Yemen receives 70 percent of London donor pledges [Archives:2008/1127/Front Page]

February 7 2008

By: Yemen Times Staff
SANA'A, Feb. 6 – Participants at a Feb. 4 post-consultative group follow-up meeting in Sana'a noted that Yemen faces many challenges, with development being achieved slowly.

More than 250 attended the meeting, including donor representatives from both regional and other nations. Abdul-Karim Al-Arhabi, Yemen's Minister of Planning, Abdul-Rahman Al-Atiyah,Gulf Cooperation Council Secretary-General, and Daniela Gressani, World Bank regional vice-president for the Middle East and North Africa, co-chaired the event.

Entitled “One Year after the London Consultative Group Meeting,” the event sought to review what had been implemented during 2007 concerning donor nations' billions of dollars in pledges made to Yemen at the 2006 conference in London. Such pledges totaled $5.31 billion by December 2007, with $2.92 billion in grants and $2.39 billion in soft loans.

The pledges cover 84 percent of the Public Investment Program financing gap of $6.3 billion, with 70 percent of such pledges already received by Yemen's government. Distributions for funding projects within the financing gap are at 57 percent. However, in terms of effectiveness, only 18.5 percent of the total allocations have been signed into actual agreements.

As for GCC pledges, 65 percent have been distributed, with Saudi Arabia having given 91 percent of its London pledge. Organization for Economic Co-operation and Development/ Development Assistance Committee bilateral donors have distributed 73.3 percent of their pledges, with 23.2 percent of such allocations being signed into agreements, whereas multilaterals have allocated 75.4 percent of their pledges, with 24.2 percent being signed into agreements.

At the meeting, Gressani noted that Yemen continues to face a difficult economic situation. “For the past two years, the [Yemeni] economy has averaged 3.2 percent annual growth. While this is slightly faster than the population, it's less than half the 7 percent needed to make a significant dent in poverty, which continues to affect more than a third of the population,” she indicated.

Gressani added that Yemen's inflation, fiscal and current account balances remain mediocre due to a sharper than expected decline in oil production.
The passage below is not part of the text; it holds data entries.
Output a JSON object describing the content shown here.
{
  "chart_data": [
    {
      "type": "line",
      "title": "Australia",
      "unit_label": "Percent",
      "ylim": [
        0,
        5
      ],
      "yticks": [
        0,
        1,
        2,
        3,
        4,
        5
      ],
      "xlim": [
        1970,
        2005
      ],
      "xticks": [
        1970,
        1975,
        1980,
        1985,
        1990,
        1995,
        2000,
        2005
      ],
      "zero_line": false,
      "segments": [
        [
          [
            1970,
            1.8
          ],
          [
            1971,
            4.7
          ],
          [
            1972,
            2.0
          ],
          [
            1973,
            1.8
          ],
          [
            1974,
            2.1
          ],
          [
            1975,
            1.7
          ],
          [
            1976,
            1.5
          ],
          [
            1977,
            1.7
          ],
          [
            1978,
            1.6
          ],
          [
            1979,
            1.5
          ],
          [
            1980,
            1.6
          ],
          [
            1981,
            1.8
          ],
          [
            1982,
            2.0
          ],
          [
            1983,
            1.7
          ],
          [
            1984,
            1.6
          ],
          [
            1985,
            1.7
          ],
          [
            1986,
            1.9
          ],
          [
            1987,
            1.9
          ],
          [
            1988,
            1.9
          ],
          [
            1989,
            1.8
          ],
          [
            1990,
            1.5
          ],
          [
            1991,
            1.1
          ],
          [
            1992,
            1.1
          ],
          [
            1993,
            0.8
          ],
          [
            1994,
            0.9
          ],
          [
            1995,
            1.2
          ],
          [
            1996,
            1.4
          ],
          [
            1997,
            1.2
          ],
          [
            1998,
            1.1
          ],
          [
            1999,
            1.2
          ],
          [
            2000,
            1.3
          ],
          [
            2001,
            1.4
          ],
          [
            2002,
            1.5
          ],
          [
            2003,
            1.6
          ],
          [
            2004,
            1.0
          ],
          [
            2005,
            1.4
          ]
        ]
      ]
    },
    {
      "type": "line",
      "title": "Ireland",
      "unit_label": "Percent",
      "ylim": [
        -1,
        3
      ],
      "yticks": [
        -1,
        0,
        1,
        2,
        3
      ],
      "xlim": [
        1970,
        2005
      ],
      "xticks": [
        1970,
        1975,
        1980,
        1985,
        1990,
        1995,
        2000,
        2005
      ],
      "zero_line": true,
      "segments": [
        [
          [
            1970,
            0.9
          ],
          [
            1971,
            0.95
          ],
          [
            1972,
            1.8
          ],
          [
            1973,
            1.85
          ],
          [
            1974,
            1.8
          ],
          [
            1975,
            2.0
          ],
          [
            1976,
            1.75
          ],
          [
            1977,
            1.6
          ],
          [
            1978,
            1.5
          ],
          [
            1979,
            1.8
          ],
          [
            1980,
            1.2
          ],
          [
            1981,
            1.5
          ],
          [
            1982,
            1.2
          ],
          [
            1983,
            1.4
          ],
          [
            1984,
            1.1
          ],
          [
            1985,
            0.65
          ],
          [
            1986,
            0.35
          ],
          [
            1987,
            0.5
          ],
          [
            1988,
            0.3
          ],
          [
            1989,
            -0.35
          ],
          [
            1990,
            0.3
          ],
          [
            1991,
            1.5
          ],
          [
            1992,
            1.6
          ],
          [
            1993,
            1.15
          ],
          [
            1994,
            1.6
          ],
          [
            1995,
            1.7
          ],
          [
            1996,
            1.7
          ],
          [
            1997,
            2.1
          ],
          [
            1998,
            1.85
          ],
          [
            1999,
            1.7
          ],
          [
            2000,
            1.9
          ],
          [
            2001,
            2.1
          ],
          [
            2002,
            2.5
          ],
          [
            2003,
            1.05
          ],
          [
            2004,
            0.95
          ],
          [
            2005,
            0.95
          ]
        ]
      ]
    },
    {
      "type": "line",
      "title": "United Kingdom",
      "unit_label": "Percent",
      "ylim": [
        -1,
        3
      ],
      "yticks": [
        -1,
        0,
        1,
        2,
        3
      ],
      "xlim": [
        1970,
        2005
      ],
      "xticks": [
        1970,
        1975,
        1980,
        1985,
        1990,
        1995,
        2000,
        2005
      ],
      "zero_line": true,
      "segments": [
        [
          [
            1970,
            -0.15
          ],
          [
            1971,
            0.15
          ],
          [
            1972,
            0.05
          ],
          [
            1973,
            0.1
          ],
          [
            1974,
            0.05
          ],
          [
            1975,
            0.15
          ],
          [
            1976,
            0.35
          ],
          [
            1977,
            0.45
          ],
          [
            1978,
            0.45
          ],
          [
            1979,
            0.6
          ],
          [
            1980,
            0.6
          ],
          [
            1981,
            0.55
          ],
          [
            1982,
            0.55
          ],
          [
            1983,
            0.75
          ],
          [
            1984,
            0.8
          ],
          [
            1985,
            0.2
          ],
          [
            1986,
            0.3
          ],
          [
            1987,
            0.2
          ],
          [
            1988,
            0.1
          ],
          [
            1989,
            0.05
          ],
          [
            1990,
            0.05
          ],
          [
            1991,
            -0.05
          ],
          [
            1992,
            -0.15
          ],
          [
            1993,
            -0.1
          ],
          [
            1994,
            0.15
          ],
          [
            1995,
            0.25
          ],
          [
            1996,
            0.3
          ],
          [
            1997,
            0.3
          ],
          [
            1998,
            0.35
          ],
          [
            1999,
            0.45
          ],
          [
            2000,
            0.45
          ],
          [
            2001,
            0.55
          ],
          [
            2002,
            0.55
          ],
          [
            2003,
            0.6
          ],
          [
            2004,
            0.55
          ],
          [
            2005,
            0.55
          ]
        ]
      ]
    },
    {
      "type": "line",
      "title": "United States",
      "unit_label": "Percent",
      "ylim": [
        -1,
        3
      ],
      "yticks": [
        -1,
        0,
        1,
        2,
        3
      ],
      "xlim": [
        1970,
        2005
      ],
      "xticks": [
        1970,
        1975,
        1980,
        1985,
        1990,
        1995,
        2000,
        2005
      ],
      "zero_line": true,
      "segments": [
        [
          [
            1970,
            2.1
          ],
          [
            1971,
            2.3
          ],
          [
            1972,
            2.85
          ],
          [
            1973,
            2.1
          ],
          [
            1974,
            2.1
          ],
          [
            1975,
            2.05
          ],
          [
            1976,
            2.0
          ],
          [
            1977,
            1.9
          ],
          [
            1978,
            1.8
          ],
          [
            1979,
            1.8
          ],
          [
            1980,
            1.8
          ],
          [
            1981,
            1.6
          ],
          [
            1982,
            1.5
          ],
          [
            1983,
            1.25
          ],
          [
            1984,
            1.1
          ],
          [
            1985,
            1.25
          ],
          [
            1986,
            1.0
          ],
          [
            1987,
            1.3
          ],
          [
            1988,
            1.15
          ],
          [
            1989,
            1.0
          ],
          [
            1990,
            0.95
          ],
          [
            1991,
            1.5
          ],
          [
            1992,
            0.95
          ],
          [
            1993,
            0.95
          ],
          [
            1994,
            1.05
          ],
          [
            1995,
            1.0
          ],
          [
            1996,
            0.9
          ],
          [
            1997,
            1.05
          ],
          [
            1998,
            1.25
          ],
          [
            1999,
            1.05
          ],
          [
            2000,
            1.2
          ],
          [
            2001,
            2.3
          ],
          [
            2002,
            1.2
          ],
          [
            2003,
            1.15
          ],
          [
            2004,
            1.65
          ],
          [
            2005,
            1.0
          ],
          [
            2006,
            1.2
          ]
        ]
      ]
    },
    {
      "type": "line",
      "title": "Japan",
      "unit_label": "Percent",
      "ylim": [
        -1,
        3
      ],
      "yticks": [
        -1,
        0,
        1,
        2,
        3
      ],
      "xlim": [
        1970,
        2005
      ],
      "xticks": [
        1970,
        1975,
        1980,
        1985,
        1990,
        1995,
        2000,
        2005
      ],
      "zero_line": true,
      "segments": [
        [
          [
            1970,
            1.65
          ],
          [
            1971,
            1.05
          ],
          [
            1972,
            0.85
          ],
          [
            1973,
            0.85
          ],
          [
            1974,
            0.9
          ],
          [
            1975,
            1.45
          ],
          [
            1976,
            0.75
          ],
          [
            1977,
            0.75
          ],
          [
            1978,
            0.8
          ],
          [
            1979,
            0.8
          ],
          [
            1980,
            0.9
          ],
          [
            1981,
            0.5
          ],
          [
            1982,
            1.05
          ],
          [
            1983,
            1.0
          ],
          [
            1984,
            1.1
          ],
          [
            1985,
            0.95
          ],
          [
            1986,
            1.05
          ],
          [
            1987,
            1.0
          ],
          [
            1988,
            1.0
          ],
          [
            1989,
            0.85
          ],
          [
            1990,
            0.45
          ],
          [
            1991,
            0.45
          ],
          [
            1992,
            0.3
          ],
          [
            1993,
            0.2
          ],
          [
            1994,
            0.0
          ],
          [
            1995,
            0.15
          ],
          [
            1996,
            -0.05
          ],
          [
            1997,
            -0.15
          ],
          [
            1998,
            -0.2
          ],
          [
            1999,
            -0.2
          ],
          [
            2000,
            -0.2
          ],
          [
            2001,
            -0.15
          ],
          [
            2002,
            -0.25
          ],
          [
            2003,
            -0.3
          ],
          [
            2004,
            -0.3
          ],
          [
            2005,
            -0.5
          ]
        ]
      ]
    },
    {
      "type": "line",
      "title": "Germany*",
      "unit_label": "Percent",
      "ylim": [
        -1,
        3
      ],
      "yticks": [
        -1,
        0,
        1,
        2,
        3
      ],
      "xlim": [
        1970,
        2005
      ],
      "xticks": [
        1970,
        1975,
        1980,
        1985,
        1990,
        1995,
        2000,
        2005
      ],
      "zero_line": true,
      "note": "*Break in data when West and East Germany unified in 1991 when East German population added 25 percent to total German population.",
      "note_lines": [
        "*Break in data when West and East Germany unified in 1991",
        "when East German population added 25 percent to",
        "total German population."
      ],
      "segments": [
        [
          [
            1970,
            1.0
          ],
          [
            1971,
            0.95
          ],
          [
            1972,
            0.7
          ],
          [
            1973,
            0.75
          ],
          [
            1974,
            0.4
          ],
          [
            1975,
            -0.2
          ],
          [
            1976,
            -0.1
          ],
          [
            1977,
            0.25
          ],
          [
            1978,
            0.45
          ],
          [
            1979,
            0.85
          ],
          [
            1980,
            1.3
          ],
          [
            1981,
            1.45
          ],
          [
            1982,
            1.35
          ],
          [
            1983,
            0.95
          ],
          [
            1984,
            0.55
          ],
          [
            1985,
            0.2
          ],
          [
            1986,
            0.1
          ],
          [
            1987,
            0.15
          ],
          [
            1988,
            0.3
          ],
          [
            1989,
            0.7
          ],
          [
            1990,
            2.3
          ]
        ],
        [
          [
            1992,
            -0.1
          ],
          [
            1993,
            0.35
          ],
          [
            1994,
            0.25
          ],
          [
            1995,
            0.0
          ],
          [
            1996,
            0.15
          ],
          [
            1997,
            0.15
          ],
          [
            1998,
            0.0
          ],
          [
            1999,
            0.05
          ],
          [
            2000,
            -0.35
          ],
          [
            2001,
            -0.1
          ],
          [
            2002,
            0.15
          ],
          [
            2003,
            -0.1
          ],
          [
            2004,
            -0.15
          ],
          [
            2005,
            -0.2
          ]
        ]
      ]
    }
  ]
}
Yemeni Prime Minister Ali Mohammed Mujawar noted that the nation's economic and social development have improved over the past years, especially regarding education, health and infrastructure.

“Constant economic growth and poverty fighting require an appropriate atmosphere for investment; thus, Yemen has made extensive investment reforms. The coming period will witness even more economic reforms seeking to make the investment atmosphere more attractive,” he stated.

Despite such achievements, the Yemeni prime minister indicated that many challenges remain for such development, topped by rapid population growth, high illiteracy, poverty and unemployment rates, Yemen's being among the lower developing countries, aggravated water and environmental crises and limited government resources.

Concluding his remarks, Mujawar said, “We in [the Yemeni] government look forward to working with the donor community and our development partners to overcome such challenges and plan a brighter future for Yemen.”

A statement on behalf of those bilateral donors represented in Yemen urged the Yemeni government to attend to the needs of citizens in its remote underserved governorates, where failure to address development needs could increase the risk of further conflict.

“Deteriorating security also makes it more difficult for Yemen's development partners – both domestic and international – to carry out their vital development work. Overall, the deteriorating security situation will make it even harder for us all to achieve the ambitions set out in the Development Plan for Poverty Reduction and the National Reform Agenda,” the statement read.

The statement went on to say that the fragile state of Yemen's economy as well as its extremely high population undermine the country's ability to meet the United Nations' Millennium Development Goals.

“Instead of halving the proportion of those without access to safe drinking water by 2015, Yemen faces the risk that water soon may be unavailable in all critical water basins. Therefore, strong national leadership is needed to reverse the current unsustainable use of water in Yemen,” the statement noted.